Avian flu is making the news again with new human cases in China reported in January. What does "avian flu" mean to you—and how dangerous is it?
Each year you, or someone you know, probably gets a flu shot. The seasonal flu shot changes each year to reflect circulating influenza viruses. This year, the flu shot protects against two influenza A viruses, and one influenza B virus. Influenza is a respiratory virus that causes fatigue, fever, aches, headache, cold-type symptoms, and more.
In addition to humans, influenza A viruses also afflict dogs, pigs, seals, horses, and even whales, but doesn't always sicken its host. Wild waterfowl also get influenza A, or avian influenza, and are primary reservoirs for the frequently mutating virus, taking it with them along migratory pathways and into bird markets.
The wet markets of China are marketplaces crowded with animals and humans together in conditions ripe for microbial transfer. These markets are a dangerous mixing pot for seasonal, human-adapted influenzas and wild ones to which humans aren't able to fight off.
Many avian flus come from conditions like this and can be mild or dangerous, depending on how well they spread between humans and how sick they make us. For wild birds and wet markets, there is no vaccine and no way to stop of spread of infection between birds, other than killing them en masse.
What's in a Name?
Influenza is a complicated virus and keeping its strains, or names, straight can be confusing. Different strains of the virus have slightly different genetic code and can infect different hosts, in different ways, with varying degrees of danger. The January 2017 alert from the Centers for Disease Control and Prevention is specifically an avian strain of influenza A called H7N9, which has low pathogenicity and can infect both birds and humans.
Most influenza virus strains include H and N numbers. You might also see something like HPAI or LPAI. These terms simply mean "high pathogenic avian influenza" and "low pathogenic avian influenza," and refer to the capability of the virus strain to cause disease. A highly pathogenic strain of influenza results in higher infection rates.
For example, the influenza epidemic of 1918 was caused by a strain of influenza A, type H1N1. By the time the Spanish flu subsided, one-third of the population of the planet had been infected, and between 50 and 100 million people had died. Later in the century, researchers used modern tools and data analysis to discover the virulent flu strain had mutated in pigs, and then transformed to infect humans.
The Spanish flu pandemic is called the "mother of all pandemics," for its modern-day severity, and because its genetic material drifted forward, becoming incorporated in avian and other flu strains present today.
Where Does That Leave Us?
Because of some probable remaining immunity in humans to the H1N1 strain that caused the 1918 pandemic, the CDC does not believe the same flu strain will cause another pandemic. The danger exists from emerging influenza A types that borrow the ability to move from animal, like a pig or bird, to human.
We saw this back in 1996 when the highly pathogenic avian flu strain H5N1 was isolated in geese farmed in southern China. Given the tight confines of Chinese wet markets, the strain successfully jumped to humans, with approximately 900 reported infections and more than 400 deaths.
Spreading across Asia, Europe, and Africa, these highly pathogenic avian flu strains gained a wealth of genetic diversity, making it easier for influenza A to adapt to new conditions—and new hosts.

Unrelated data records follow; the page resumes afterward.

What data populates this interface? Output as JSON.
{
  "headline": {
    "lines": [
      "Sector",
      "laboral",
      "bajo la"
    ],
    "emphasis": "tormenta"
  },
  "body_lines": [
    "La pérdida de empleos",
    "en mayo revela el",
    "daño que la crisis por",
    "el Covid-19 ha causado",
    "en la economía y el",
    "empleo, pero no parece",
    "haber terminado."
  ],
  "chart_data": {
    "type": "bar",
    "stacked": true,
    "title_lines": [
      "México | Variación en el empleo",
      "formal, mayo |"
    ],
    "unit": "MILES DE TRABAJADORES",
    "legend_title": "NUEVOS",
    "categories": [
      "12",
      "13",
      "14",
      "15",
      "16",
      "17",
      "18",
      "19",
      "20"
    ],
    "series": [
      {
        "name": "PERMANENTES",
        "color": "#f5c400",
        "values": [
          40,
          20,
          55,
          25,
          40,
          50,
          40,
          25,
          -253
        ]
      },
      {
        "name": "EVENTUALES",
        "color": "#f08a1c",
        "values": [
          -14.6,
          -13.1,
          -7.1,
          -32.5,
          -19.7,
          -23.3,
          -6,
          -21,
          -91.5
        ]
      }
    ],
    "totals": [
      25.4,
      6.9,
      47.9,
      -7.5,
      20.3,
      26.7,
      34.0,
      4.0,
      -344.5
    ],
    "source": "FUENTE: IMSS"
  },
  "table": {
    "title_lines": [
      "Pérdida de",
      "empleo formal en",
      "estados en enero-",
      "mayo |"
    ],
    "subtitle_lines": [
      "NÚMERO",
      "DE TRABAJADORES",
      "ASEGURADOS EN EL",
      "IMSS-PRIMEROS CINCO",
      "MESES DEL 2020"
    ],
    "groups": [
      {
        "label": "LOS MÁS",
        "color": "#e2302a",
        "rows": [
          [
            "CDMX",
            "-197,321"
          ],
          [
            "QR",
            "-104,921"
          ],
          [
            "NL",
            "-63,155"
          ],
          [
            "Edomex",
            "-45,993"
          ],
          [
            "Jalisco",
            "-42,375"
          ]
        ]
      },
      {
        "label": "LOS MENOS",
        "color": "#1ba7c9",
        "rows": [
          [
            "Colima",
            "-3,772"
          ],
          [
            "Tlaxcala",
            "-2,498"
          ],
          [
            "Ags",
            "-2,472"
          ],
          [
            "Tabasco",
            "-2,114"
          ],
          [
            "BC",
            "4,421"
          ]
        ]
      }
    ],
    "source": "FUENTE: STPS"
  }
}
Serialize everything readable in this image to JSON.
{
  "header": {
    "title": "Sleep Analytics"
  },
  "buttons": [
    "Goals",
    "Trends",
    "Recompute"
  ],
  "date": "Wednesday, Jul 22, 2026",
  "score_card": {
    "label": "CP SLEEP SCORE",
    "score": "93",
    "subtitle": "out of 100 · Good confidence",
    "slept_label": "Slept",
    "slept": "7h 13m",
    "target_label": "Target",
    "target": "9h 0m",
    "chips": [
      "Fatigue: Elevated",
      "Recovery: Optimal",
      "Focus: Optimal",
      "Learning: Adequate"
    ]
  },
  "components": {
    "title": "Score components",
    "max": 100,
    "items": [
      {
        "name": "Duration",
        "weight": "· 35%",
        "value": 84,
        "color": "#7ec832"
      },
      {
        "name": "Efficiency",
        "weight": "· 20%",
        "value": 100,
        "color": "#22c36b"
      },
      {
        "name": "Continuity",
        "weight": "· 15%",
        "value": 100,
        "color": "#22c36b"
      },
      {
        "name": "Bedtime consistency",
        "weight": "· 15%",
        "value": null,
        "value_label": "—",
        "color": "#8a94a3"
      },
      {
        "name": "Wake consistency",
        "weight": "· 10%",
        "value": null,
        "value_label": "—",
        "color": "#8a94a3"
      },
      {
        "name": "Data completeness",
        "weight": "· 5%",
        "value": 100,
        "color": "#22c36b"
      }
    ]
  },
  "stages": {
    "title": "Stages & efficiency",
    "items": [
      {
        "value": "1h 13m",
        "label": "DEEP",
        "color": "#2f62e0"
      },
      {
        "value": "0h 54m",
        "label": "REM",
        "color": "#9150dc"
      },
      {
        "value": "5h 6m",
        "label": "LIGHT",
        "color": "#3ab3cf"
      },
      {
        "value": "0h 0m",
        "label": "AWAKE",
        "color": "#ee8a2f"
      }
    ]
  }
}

In wet markets, wild bush animals and birds are packed side by side with domestic poultry, reptiles, fish in buckets, caged rats, bagged, living cats, dogs intended for cooking, and more. These markets are believed to play a part in the transfer of avian influenza strains to humans through crowded conditions, accumulation of animal waste, and chronic contamination of cages and other equipment. Consumers crowd into market stalls packed and stacked with these live animals in cages.
A 2014 study of wet markets found "that poultry workers and the general population are constantly exposed to H7N9 virus at these markets." Of the ongoing outbreaks and mutations of avian influenza strains in China, the World Health Organization notes:
[I]t can be assumed that interspecies transmission of influenza A viruses occurs more frequently than we think, mainly from birds to mammalian species. Although the outbreaks in poultry have weakened economies and jeopardized food security, the greatest concern for human health is the risk that present conditions could give rise to an influenza pandemic."
In August 2016, China reported an outbreak of highly pathogenic avian influenza called H5N6. By January 2017, Chinese health authorities reported that another 110 people are confirmed with infections from influenza A type H7N9 from an outbreak that began in September 2016. As expected, many of these were individuals who worked with, or had visited, wet markets.
Those numbers are just the top of the stack. Since 2013, more than 900 confirmed cases of H7N9 have been reported in China, with a mortality rate of about a third of those infected. A few cases of human-to-human infection, without transmission through a bird market, have occurred, but they remain rare—at present.
In southern China, it is not unusual for humans to share their space with their food animals, mixing microbes, breathing the same air, swiping waste from a sleeve, or sorting diseased and dead animals from the living. With influenza A strains mixing and mutating in these conditions right now, it is only a matter of time before H7N9, or other virulent flu type, figures out how to share itself by a sneeze or cough and perhaps causing the next global pandemic.